Five things to know about drowning in open water
With summers heating up (even in the UK), more and more of us are cooling down in beautiful open water spots across the country.
While most dips are safe, an average of 400 people still drown in British waters every year, with men and children most likely to be affected.*
Here are five things you should know about drowning, and how you can help someone if they get into difficulty.
1. Despite being an island nation, two out of three drownings occur inland.
Places include quarries, canals, lakes and reservoirs, where there is not usually a lifeguard or people around to help. Even if it's a hot day and you want to cool off, don't enter the water unless it's a designated swimming area.
2. Almost half of the people who drown never meant to enter the water.
Many of these people were taking part in everyday activities, such as walking. They may have fallen into water or attempted to rescue someone else in need of help.
3. Men are four times more likely to drown than women. Younger men are especially at risk.
Men are twice as likely to drown as women and there is a distinct peak in the number of men drowning in the 20-29 age group.
4. Alcohol plays a role in a high percentage of drownings.
Alcohol was a factor in about one in three drownings. It can trigger unsafe behaviour like going swimming when it's not safe to do so.
5. Drowning doesn't look like it does in films.
Despite the splashing arms and screaming we've become accustomed to seeing on the big screen, that's not what drowning looks like. Drowning is quiet and quick. You need to be very vigilant to spot someone who is drowning.

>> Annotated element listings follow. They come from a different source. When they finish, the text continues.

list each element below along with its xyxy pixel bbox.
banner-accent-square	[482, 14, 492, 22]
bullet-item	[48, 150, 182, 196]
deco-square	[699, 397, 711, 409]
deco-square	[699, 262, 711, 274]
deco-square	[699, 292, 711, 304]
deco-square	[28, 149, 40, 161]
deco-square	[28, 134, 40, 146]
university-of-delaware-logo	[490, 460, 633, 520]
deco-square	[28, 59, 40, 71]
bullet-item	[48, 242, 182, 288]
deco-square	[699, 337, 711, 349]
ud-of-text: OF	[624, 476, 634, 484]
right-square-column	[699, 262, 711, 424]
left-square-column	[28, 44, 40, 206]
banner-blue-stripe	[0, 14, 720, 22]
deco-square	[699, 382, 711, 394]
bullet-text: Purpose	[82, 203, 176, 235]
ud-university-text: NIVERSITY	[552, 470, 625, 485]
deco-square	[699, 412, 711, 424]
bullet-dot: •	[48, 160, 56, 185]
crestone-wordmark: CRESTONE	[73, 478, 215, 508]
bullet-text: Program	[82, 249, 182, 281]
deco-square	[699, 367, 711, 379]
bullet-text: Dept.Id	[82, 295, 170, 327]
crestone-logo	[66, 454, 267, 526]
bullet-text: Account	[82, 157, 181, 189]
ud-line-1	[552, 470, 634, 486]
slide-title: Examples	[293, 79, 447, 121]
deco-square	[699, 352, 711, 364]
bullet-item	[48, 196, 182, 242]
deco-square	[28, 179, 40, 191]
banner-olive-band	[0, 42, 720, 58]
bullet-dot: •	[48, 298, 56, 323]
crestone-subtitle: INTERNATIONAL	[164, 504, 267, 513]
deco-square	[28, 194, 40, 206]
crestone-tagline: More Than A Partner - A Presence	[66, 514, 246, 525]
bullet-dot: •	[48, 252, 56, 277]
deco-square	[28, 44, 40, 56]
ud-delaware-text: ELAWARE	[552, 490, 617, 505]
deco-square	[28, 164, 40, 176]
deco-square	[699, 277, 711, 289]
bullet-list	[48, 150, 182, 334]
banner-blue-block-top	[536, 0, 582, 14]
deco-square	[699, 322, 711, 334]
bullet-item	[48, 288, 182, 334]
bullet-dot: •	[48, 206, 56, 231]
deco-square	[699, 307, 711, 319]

A drowning person will alternately dip below the water and briefly back up again. They will be struggling so hard just to exhale and inhale again.
We can all contribute to drowning prevention by knowing what to do should we ever pull someone from the water. It may never happen but it doesn't hurt to be prepared.
First aid for drowning
If you pull someone from the water and they are unresponsive follow these steps:
- Check for breathing. Tilt their head back and look, listen and feel for breaths. If they are not breathing, move on to the following steps.
- Tell someone to call 999 for emergency help.
- Give five rescue breaths: tilt their head back, sealing your mouth over their mouth. Pinch their nose and blow into their mouth. Repeat this five times.
- Give 30 chest compressions. Push firmly in the middle of their chest and then release. Repeat this 30 times.
- Give two rescue breaths then continue with cycles of 30 chest compressions and two rescue breaths until help arrives.